Differential Diagnoses

A.PUD.

B.Gastroesophageal reflux disease (GERD).

C.Zollinger–Ellison syndrome: Fasting serum gastrin level 500 pg/mL in the presence of acid hypersecretion is diagnostic.

D.Cancer:

1.Gastric lymphoma.

2.Gastric cancer.

3.Pancreatic cancer.

E.Pancreatitis (acute or chronic).

F.Myocardial ischemia.

G.Abdominal aneurysm.

H.Diverticulitis.

I.Drug-induced dyspepsia:

1.Theophylline.

2.Digitalis.

J.Crohn’s disease (CD) involving the stomach or duodenum.

K.Gastric infections.

L.Cholelithiasis.

Plan

A.General interventions: Goals are to alleviate pain, promote healing, limit complications, and prevent recurrences while minimizing the costs and side effects of treatment:

1.Encourage the patient to stop taking NSAIDs, unless medically indicated:

a.If NSAID use is unavoidable, the lowest possible dose and duration and cotherapy with a PPI based on triple therapy is recommended.

2.Smoking cessation should be highly encouraged at each visit.

B. See Section III: Patient Teaching Guide Management of Ulcers.

C.Dietary management: Advise the patient to avoid alcohol; coffee, including decaffeinated; and other caffeine-containing beverages because they stimulate acid secretion (see Appendix BBland Diet).

D.Medical and surgical management:

1.Diagnostic evaluation of the ulcer is by means of endoscopy.

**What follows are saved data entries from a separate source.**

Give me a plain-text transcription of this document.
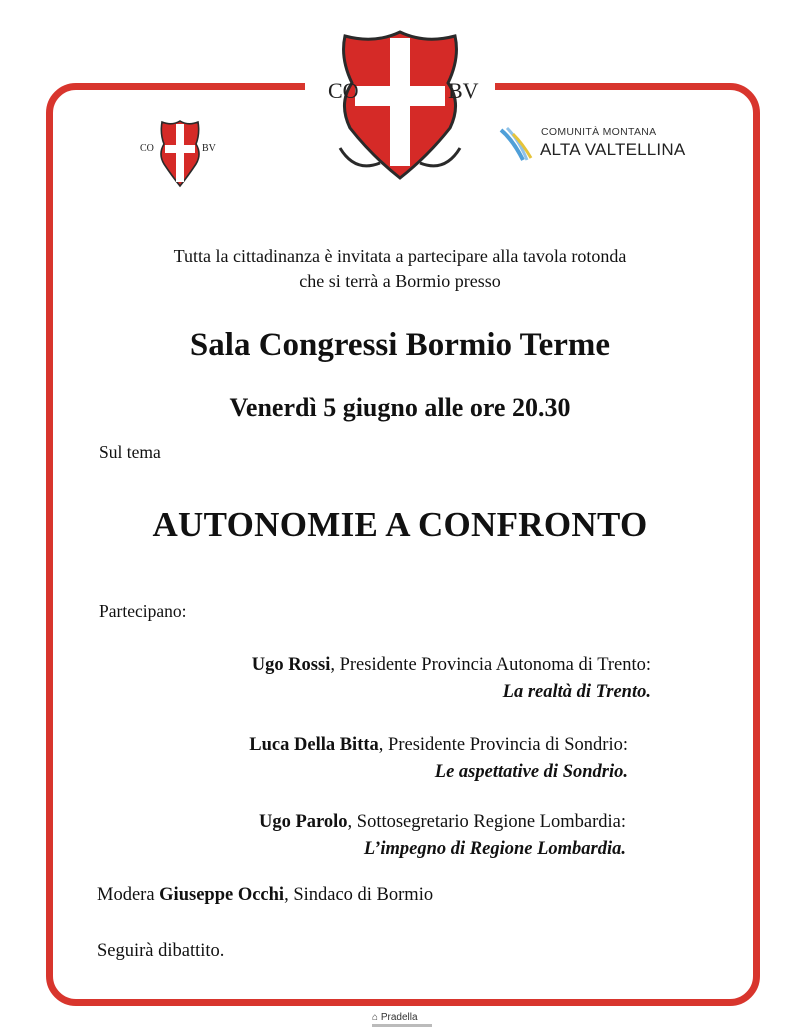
CO	BV
CO	BV
COMUNITÀ MONTANA
ALTA VALTELLINA
Tutta la cittadinanza è invitata a partecipare alla tavola rotonda
che si terrà a Bormio presso
Sala Congressi Bormio Terme
Venerdì 5 giugno alle ore 20.30
Sul tema
AUTONOMIE A CONFRONTO
Partecipano:
Ugo Rossi, Presidente Provincia Autonoma di Trento:
La realtà di Trento.
Luca Della Bitta, Presidente Provincia di Sondrio:
Le aspettative di Sondrio.
Ugo Parolo, Sottosegretario Regione Lombardia:
L’impegno di Regione Lombardia.
Modera Giuseppe Occhi, Sindaco di Bormio
Seguirà dibattito.
⌂ Pradella
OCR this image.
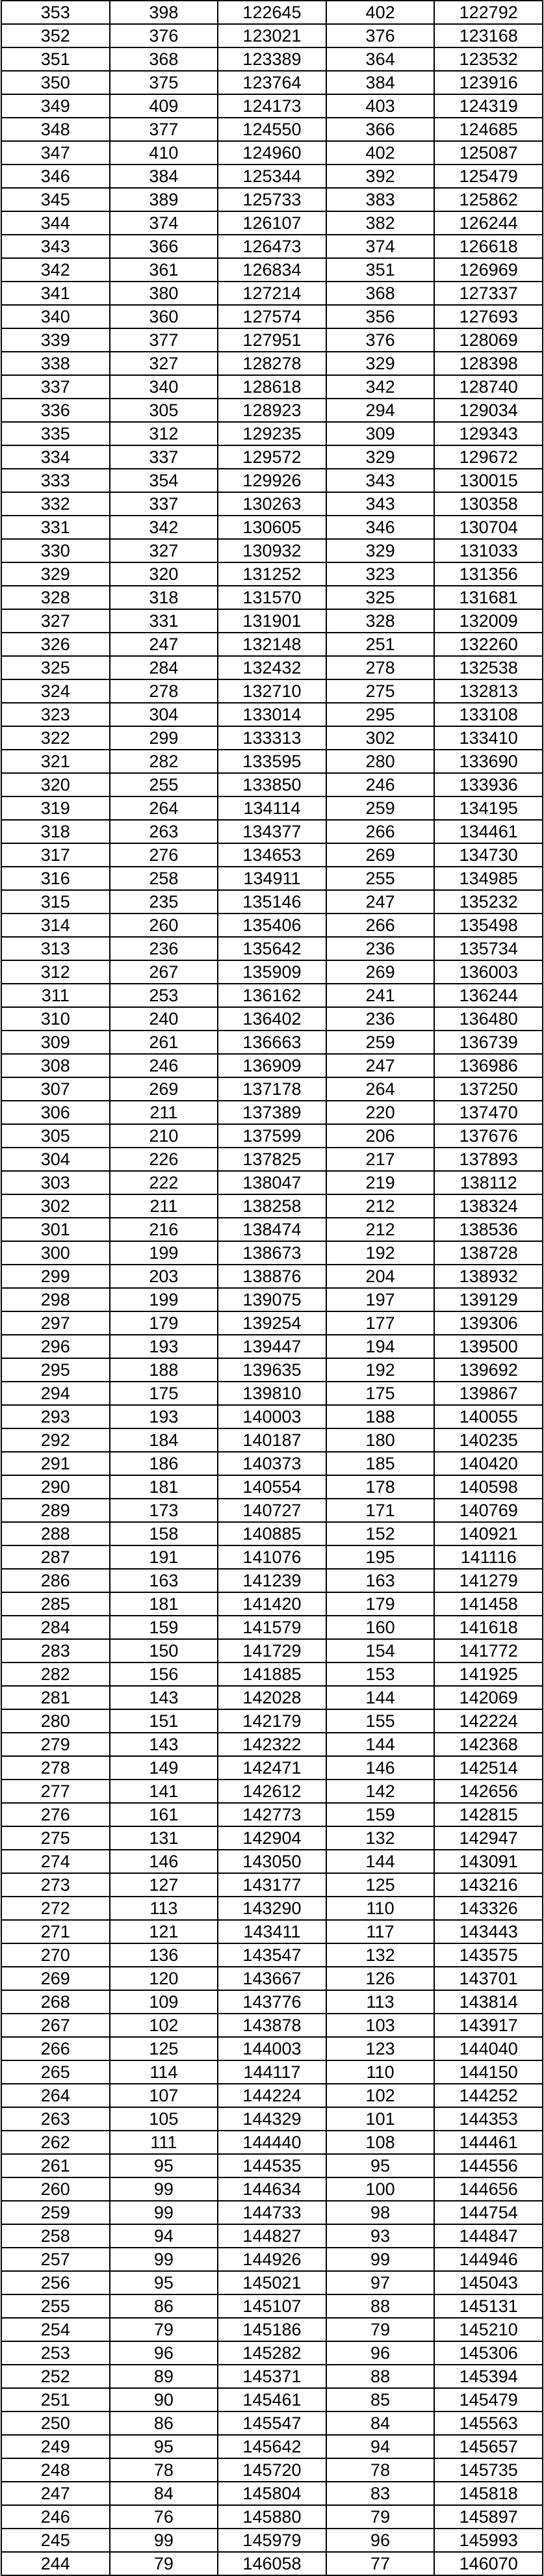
353	398	122645	402	122792
352	376	123021	376	123168
351	368	123389	364	123532
350	375	123764	384	123916
349	409	124173	403	124319
348	377	124550	366	124685
347	410	124960	402	125087
346	384	125344	392	125479
345	389	125733	383	125862
344	374	126107	382	126244
343	366	126473	374	126618
342	361	126834	351	126969
341	380	127214	368	127337
340	360	127574	356	127693
339	377	127951	376	128069
338	327	128278	329	128398
337	340	128618	342	128740
336	305	128923	294	129034
335	312	129235	309	129343
334	337	129572	329	129672
333	354	129926	343	130015
332	337	130263	343	130358
331	342	130605	346	130704
330	327	130932	329	131033
329	320	131252	323	131356
328	318	131570	325	131681
327	331	131901	328	132009
326	247	132148	251	132260
325	284	132432	278	132538
324	278	132710	275	132813
323	304	133014	295	133108
322	299	133313	302	133410
321	282	133595	280	133690
320	255	133850	246	133936
319	264	134114	259	134195
318	263	134377	266	134461
317	276	134653	269	134730
316	258	134911	255	134985
315	235	135146	247	135232
314	260	135406	266	135498
313	236	135642	236	135734
312	267	135909	269	136003
311	253	136162	241	136244
310	240	136402	236	136480
309	261	136663	259	136739
308	246	136909	247	136986
307	269	137178	264	137250
306	211	137389	220	137470
305	210	137599	206	137676
304	226	137825	217	137893
303	222	138047	219	138112
302	211	138258	212	138324
301	216	138474	212	138536
300	199	138673	192	138728
299	203	138876	204	138932
298	199	139075	197	139129
297	179	139254	177	139306
296	193	139447	194	139500
295	188	139635	192	139692
294	175	139810	175	139867
293	193	140003	188	140055
292	184	140187	180	140235
291	186	140373	185	140420
290	181	140554	178	140598
289	173	140727	171	140769
288	158	140885	152	140921
287	191	141076	195	141116
286	163	141239	163	141279
285	181	141420	179	141458
284	159	141579	160	141618
283	150	141729	154	141772
282	156	141885	153	141925
281	143	142028	144	142069
280	151	142179	155	142224
279	143	142322	144	142368
278	149	142471	146	142514
277	141	142612	142	142656
276	161	142773	159	142815
275	131	142904	132	142947
274	146	143050	144	143091
273	127	143177	125	143216
272	113	143290	110	143326
271	121	143411	117	143443
270	136	143547	132	143575
269	120	143667	126	143701
268	109	143776	113	143814
267	102	143878	103	143917
266	125	144003	123	144040
265	114	144117	110	144150
264	107	144224	102	144252
263	105	144329	101	144353
262	111	144440	108	144461
261	95	144535	95	144556
260	99	144634	100	144656
259	99	144733	98	144754
258	94	144827	93	144847
257	99	144926	99	144946
256	95	145021	97	145043
255	86	145107	88	145131
254	79	145186	79	145210
253	96	145282	96	145306
252	89	145371	88	145394
251	90	145461	85	145479
250	86	145547	84	145563
249	95	145642	94	145657
248	78	145720	78	145735
247	84	145804	83	145818
246	76	145880	79	145897
245	99	145979	96	145993
244	79	146058	77	146070
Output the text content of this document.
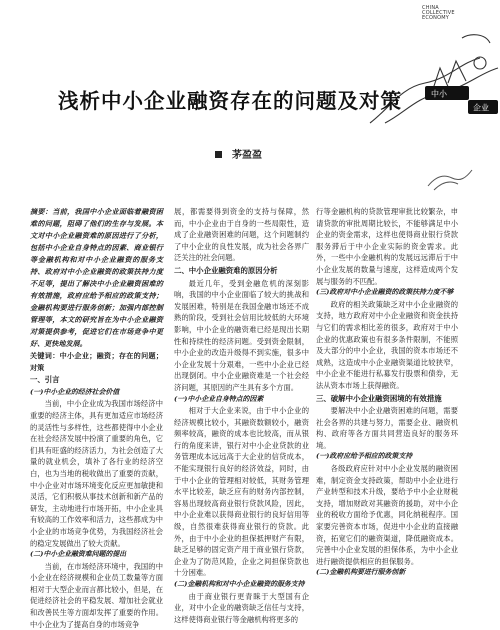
CHINA
COLLECTIVE
ECONOMY
中小
企业
浅析中小企业融资存在的问题及对策
茅盈盈

摘要：当前，我国中小企业面临着融资困难的问题，阻碍了他们的生存与发展。本文对中小企业融资难的原因进行了分析，包括中小企业自身特点的因素、商业银行等金融机构和对中小企业融资的服务支持、政府对中小企业融资的政策扶持力度不足等，提出了解决中小企业融资困难的有效措施，政府应给予相应的政策支持；金融机构要进行服务创新；加强内部控制管理等，本文的研究旨在为中小企业融资对策提供参考，促进它们在市场竞争中更好、更快地发展。

关键词：中小企业；融资；存在的问题；对策

一、引言
(一)中小企业的经济社会价值

当前，中小企业成为我国市场经济中重要的经济主体，具有更加适应市场经济的灵活性与多样性，这些都使得中小企业在社会经济发展中扮演了重要的角色，它们具有旺盛的经济活力，为社会创造了大量的就业机会，填补了各行业的经济空白，也为当地的税收做出了重要的贡献，中小企业对市场环境变化反应更加敏捷和灵活，它们积极从事技术创新和新产品的研发，主动地进行市场开拓，中小企业具有较高的工作效率和活力，这些都成为中小企业的市场竞争优势，为我国经济社会的稳定发展做出了较大贡献。

(二)中小企业融资难问题的提出

当前，在市场经济环境中，我国的中小企业在经济规模和企业员工数量等方面相对于大型企业而言都比较小，但是，在促进经济社会的平稳发展、增加社会就业和改善民生等方面却发挥了重要的作用。中小企业为了提高自身的市场竞争

展，都需要得到资金的支持与保障，然而，中小企业由于自身的一些局限性，造成了企业融资困难的问题，这个问题制约了中小企业的良性发展，成为社会各界广泛关注的社会问题。

二、中小企业融资难的原因分析

最近几年，受到金融危机的深刻影响，我国的中小企业面临了较大的挑战和发展困难，特别是在我国金融市场还不成熟的阶段，受到社会信用比较低的大环境影响，中小企业的融资难已经是现出长期性和持续性的经济问题。受到资金限制，中小企业的改造升级得不到实施，很多中小企业发展十分艰难，一些中小企业已经出现倒闭。中小企业融资难是一个社会经济问题，其原因的产生具有多个方面。

(一)中小企业自身特点的因素

相对于大企业来说，由于中小企业的经济规模比较小，其融资数额较小，融资频率较高，融资的成本也比较高，而从银行的角度来讲，银行对中小企业贷款的业务管理成本远远高于大企业的信贷成本，不能实现银行良好的经济效益，同时，由于中小企业的管理相对较低，其财务管理水平比较差，缺乏应有的财务内部控制，容易出现较高商业银行贷款风险，因此，中小企业难以获得商业银行的良好信用等级，自然很难获得商业银行的贷款。此外，由于中小企业的担保抵押财产有限，缺乏足够的固定资产用于商业银行贷款，企业为了防范风险，企业之间担保贷款也十分困难。

(二)金融机构和对中小企业融资的服务支持

由于商业银行更青睐于大型国有企业，对中小企业的融资缺乏信任与支持，这样使得商业银行等金融机构将更多的

行等金融机构的贷款管理审批比较繁杂，申请贷款的审批周期比较长，不能够满足中小企业的资金需求，这样也使得商业银行贷款服务滞后于中小企业实际的资金需求。此外，一些中小金融机构的发展远远滞后于中小企业发展的数量与速度，这样造成两个发展与服务的不匹配。

(三)政府对中小企业融资的政策扶持力度不够

政府的相关政策缺乏对中小企业融资的支持，地方政府对中小企业融资和资金扶持与它们的需求相比差的很多，政府对于中小企业的优惠政策也有很多条件限制，不能照及大部分的中小企业，我国的资本市场还不成熟，这造成中小企业融资渠道比较狭窄，中小企业不能进行私募发行股票和债券，无法从资本市场上获得融资。

三、破解中小企业融资困境的有效措施

要解决中小企业融资困难的问题，需要社会各界的共建与努力，需要企业、融资机构、政府等各方面共同营造良好的服务环境。

(一)政府应给予相应的政策支持

各级政府应针对中小企业发展的融资困难，制定资金支持政策，帮助中小企业进行产业转型和技术升级，要给予中小企业财税支持，增加财政对其融资的援助，对中小企业的税收方面给予优惠，同化纳税程序。国家要完善资本市场，促进中小企业的直接融资，拓宽它们的融资渠道，降低融资成本。完善中小企业发展的担保体系，为中小企业进行融资提供相应的担保服务。

(二)金融机构要进行服务创新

2.Test for H. pylori (carbon isotope-UBT, blood test for antibodies to H. pylori, stool test, or gastric biopsy at the time of esophagogastroduodenoscopy [EGD]):

a.A single negative H. pylori test should be interpreted cautiously, especially in the face of active bleeding. Blood in the stomach can alter the pH indicator in the rapid urease test. False negatives are likely, and additional testing for H. pylori is essential.

b.Concurrent use of a PPI, antibiotics, or bismuth will cause a false negative test.

3.Surgery remains an option for treatment of refractory disease and complications. The most serious indications for surgery include brisk bleeding of 6 to 8 units of blood in 24 hours, recurrent bleeding episodes, perforation, gastric outlet obstruction refractory to medical therapy, and failure of a benign GU to heal after 15 weeks. Emergency intervention may be required, such as withholding food and oral fluids, starting an intravenous (IV), placing a nasogastric (NG) tube, providing oxygen therapy, or performing a blood transfusion. If life-threatening bleeding occurs, treat shock.

E.Pharmaceutical therapy:

A.The treatment of a peptic ulcer begins with the eradication of H. pylori in infected individuals. Empiric therapy for the infection is reasonable for uncomplicated cases in the absence of NSAID use. Documenting infection, even in patients with known ulcers, is an essential step prior to initiating antimicrobial therapy:

1.Triple therapy anti-H. pylori regimen PPI + amoxicillin + clarithromycin:

a.PPI-based regimen (choose one):

i.Rabeprazole (Aciphex) 20 mg twice a day—–tTotal treatment duration 7 days.

ii.Esomeprazole (Nexium) 40 mg once a day—Total treatment duration 10 days.